SEBI’s Role and Government Responsibility
The Securities and Exchange Board of India (SEBI) clarified that decisions on crypto regulation rest with the central government. SEBI Chairperson Tuhin Kanta Pandey addressed the issue at the ASSOCHAM 16th Capital Market Conference in New Delhi on May 22. He acknowledged the global influence of recent U.S. regulatory moves, such as the approval of spot Bitcoin exchange-traded funds (ETFs).
Pandey stated that regulatory authority on cryptocurrencies lies with the government, not the market regulator. India currently taxes crypto gains at 30%, alongside a 1% tax deducted at source on every transaction. These measures highlight the government's existing control over crypto-related financial activities.
Legislative Challenges and the Path Forward
India’s proposed ban on private cryptocurrencies has been held back this year because there is no global agreement on the issue. Taking steps in crypto regulation alone seems to make lawmakers uncomfortable. If the regulatory lag continues, India might fall behind nations that are already developing ways to include virtual assets in their financial networks.

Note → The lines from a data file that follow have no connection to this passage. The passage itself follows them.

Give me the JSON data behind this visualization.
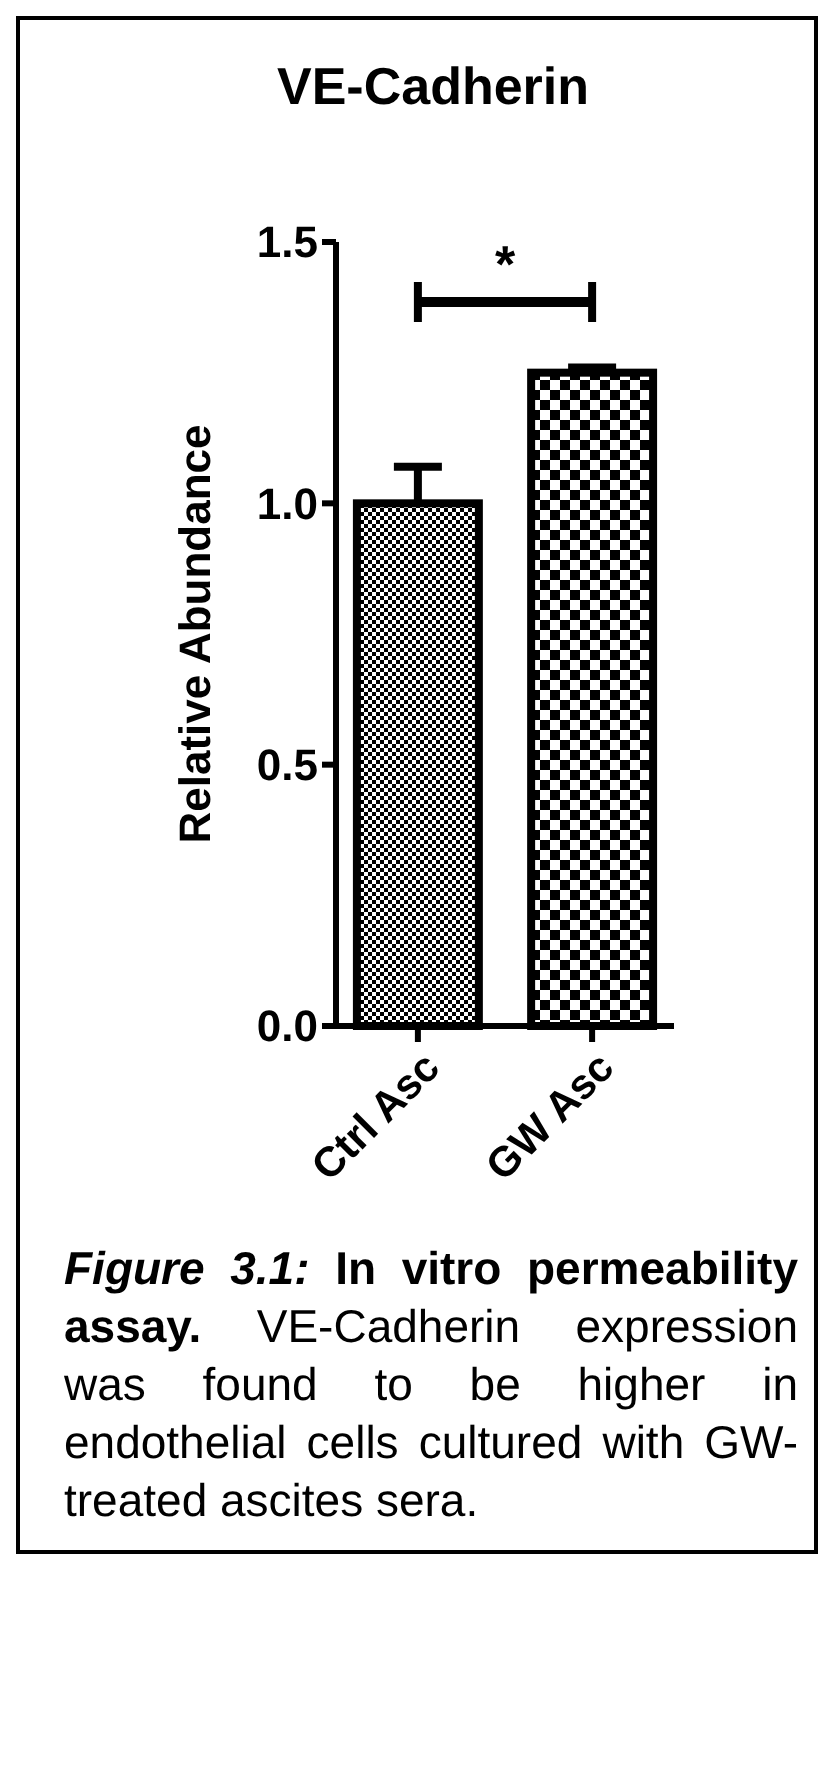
{
  "chart_data": {
    "type": "bar",
    "title": "VE-Cadherin",
    "ylabel": "Relative Abundance",
    "categories": [
      "Ctrl Asc",
      "GW Asc"
    ],
    "values": [
      1.0,
      1.25
    ],
    "errors": [
      0.07,
      0.01
    ],
    "colors": [
      "#000000",
      "#000000"
    ],
    "ylim": [
      0,
      1.5
    ],
    "yticks": [
      {
        "value": 0,
        "label": "0.0"
      },
      {
        "value": 0.5,
        "label": "0.5"
      },
      {
        "value": 1,
        "label": "1.0"
      },
      {
        "value": 1.5,
        "label": "1.5"
      }
    ],
    "grid": false,
    "annotations": [
      "*",
      "Figure 3.1: In vitro permeability assay. VE-Cadherin expression was found to be higher in endothelial cells cultured with GW-treated ascites sera."
    ]
  }
}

Mittal’s comments point out the great need for the government to act. He noted that changes in the financial ecosystem are happening quickly, so India’s regulations should follow suit. It is a major worry for policy leaders that their countries are not keeping up to date with the latest fintech developments.
India keeps a close eye on what is happening around the world. Approving Bitcoin ETFs may indicate that regulations for cryptocurrencies are about to change around the world. Regulators and lawmakers in India are now being urged to put in place new policies for digital assets.
The relationship between leaders of industry and regulators is moving toward an eventual clear outcome. Even so, the target date has not been decided because India is working on innovation, safety, and fitting with international partners. With the global crypto environment changing, clear teamwork is necessary, and India’s government is vital for guiding the future of virtual assets.